Un agriculteur péruvien défie un géant allemand de l’énergie : une bataille judiciaire historique pour la justice climatique
Un paysan des Andes affronte en justice le groupe RWE, accusé de contribuer au réchauffement climatique qui menace sa communauté. Une affaire emblématique qui pourrait redéfinir la responsabilité des pollueurs.
Saul Luciano Lliuya, un agriculteur péruvien de 44 ans, a entamé une lutte judiciaire sans précédent contre le géant énergétique allemand RWE. Depuis une décennie, il se bat pour obtenir réparation des dommages causés par le changement climatique dans sa région de Huaraz, située dans les Andes péruviennes. Sa maison et celles de 50 000 autres habitants sont menacées par la fonte accélérée des glaciers, qui fait monter le niveau du lac Palcacocha, augmentant les risques d’inondations catastrophiques.
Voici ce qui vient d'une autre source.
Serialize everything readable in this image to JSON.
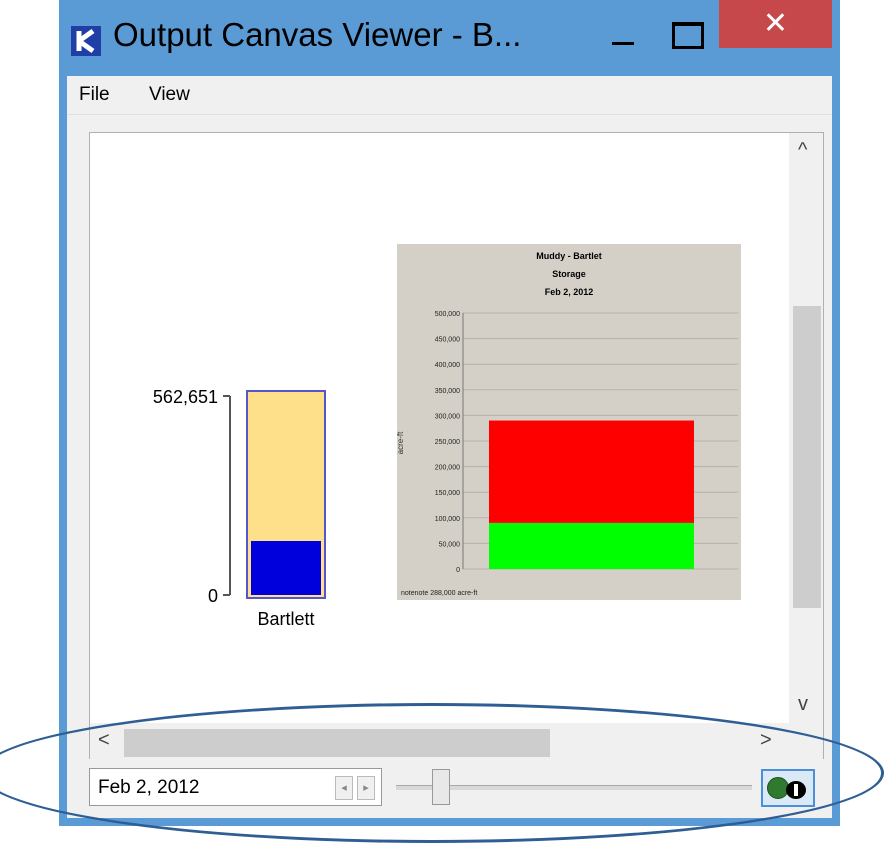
{
  "window": {
    "title": "Output Canvas Viewer - B...",
    "minimize_icon": "minimize-icon",
    "maximize_icon": "maximize-icon",
    "close_label": "✕"
  },
  "menu": {
    "items": [
      {
        "label": "File"
      },
      {
        "label": "View"
      }
    ]
  },
  "gauge": {
    "max_label": "562,651",
    "min_label": "0",
    "name": "Bartlett",
    "fill_fraction": 0.27
  },
  "chart_data": {
    "type": "bar",
    "title": "Muddy - Bartlet",
    "subtitle": "Storage",
    "date": "Feb 2, 2012",
    "ylabel": "acre-ft",
    "ylim": [
      0,
      500000
    ],
    "yticks": [
      "500,000",
      "450,000",
      "400,000",
      "350,000",
      "300,000",
      "250,000",
      "200,000",
      "150,000",
      "100,000",
      "50,000",
      "0"
    ],
    "series": [
      {
        "values": [
          90000
        ],
        "color": "#00ff00"
      },
      {
        "values": [
          200000
        ],
        "color": "#ff0000"
      }
    ],
    "footnote": "notenote 288,000 acre-ft",
    "background": "#d4d0c8"
  },
  "controls": {
    "date_value": "Feb 2, 2012",
    "step_left": "◂",
    "step_right": "▸",
    "slider_position": 0.1
  },
  "colors": {
    "titlebar": "#5b9bd5",
    "close": "#c7484a",
    "gauge_fill": "#0000dd",
    "gauge_bg": "#ffe08a"
  }
}
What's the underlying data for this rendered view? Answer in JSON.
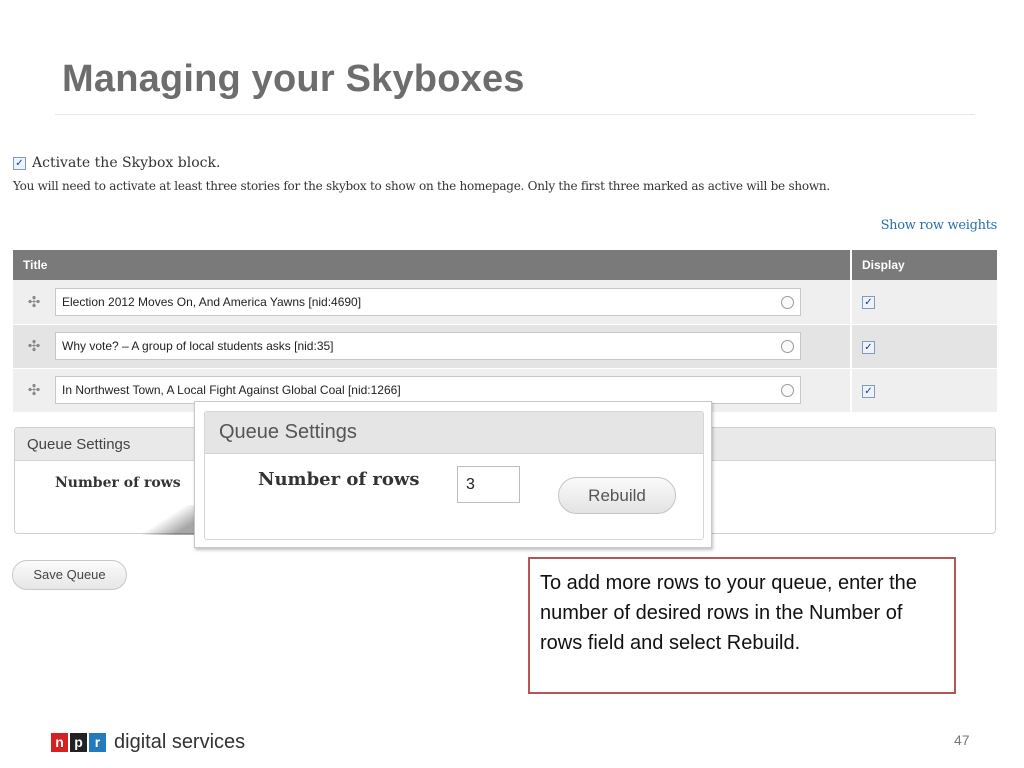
{
  "slide": {
    "title": "Managing your Skyboxes",
    "page_number": "47"
  },
  "activate": {
    "label": "Activate the Skybox block.",
    "checked": true,
    "help": "You will need to activate at least three stories for the skybox to show on the homepage. Only the first three marked as active will be shown."
  },
  "table": {
    "show_weights_link": "Show row weights",
    "headers": {
      "title": "Title",
      "display": "Display"
    },
    "rows": [
      {
        "title": "Election 2012 Moves On, And America Yawns [nid:4690]",
        "display": true
      },
      {
        "title": "Why vote? – A group of local students asks [nid:35]",
        "display": true
      },
      {
        "title": "In Northwest Town, A Local Fight Against Global Coal [nid:1266]",
        "display": true
      }
    ]
  },
  "queue_settings": {
    "heading": "Queue Settings",
    "rows_label": "Number of rows",
    "rows_value": "3",
    "rebuild_label": "Rebuild"
  },
  "save_queue_label": "Save Queue",
  "callout_text": "To add more rows to your queue, enter the number of desired rows in the Number of rows field and select Rebuild.",
  "logo": {
    "letters": [
      "n",
      "p",
      "r"
    ],
    "text": "digital services",
    "colors": [
      "#d62021",
      "#222222",
      "#237bbd"
    ]
  },
  "icons": {
    "drag": "✣",
    "check": "✓"
  }
}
L’affaire, soutenue par l’ONG Germanwatch, repose sur un argument clé : RWE, bien qu’il n’opère pas au Pérou, est l’un des plus grands émetteurs de gaz à effet de serre en Europe. Selon les plaignants, le groupe est responsable de 0,47 % des émissions mondiales. Saul Luciano Lliuya demande donc à RWE de contribuer à hauteur de 17 000 euros, soit une quote-part symbolique, aux 3,5 millions d’euros nécessaires pour sécuriser le lac et protéger sa communauté.
Le procès, qui se déroule devant le tribunal de Hamm en Allemagne, est considéré comme un test crucial pour la « justice climatique ». Ce concept, de plus en plus discuté, vise à établir une responsabilité légale des grands pollueurs envers les populations les plus vulnérables aux effets du réchauffement climatique. En 2017, la cour d’appel avait jugé la plainte recevable, ouvrant la voie à une possible jurisprudence mondiale.
RWE, de son côté, rejette fermement ces accusations. Le groupe, basé à Essen, affirme que la demande est « juridiquement inadmissible » et qu’il est impossible d’attribuer les effets spécifiques du changement climatique à un seul émetteur. L’entreprise souligne également qu’elle respecte les réglementations nationales et s’est engagée à atteindre la neutralité carbone d’ici 2040, notamment en abandonnant progressivement le charbon.
L’audience, qui s’étend jusqu’à mercredi, doit d’abord évaluer le risque réel d’inondation pour la propriété de M. Lliuya. Si ce risque est confirmé, le tribunal examinera ensuite le lien entre les émissions de RWE et les dommages subis. Cette affaire s’inscrit dans une tendance mondiale croissante : depuis l’Accord de Paris en 2015, plus de 80 procédures similaires ont été engagées contre des entreprises et des gouvernements, selon Joana Setzer, chercheuse à la London School of Economics.
Pour Saul Luciano Lliuya, ce combat est bien plus qu’une question d’argent. Il s’agit de faire reconnaître la responsabilité des grands pollueurs et de protéger les communautés les plus exposées aux conséquences du réchauffement climatique. Une victoire pourrait marquer un tournant historique dans la lutte pour la justice climatique.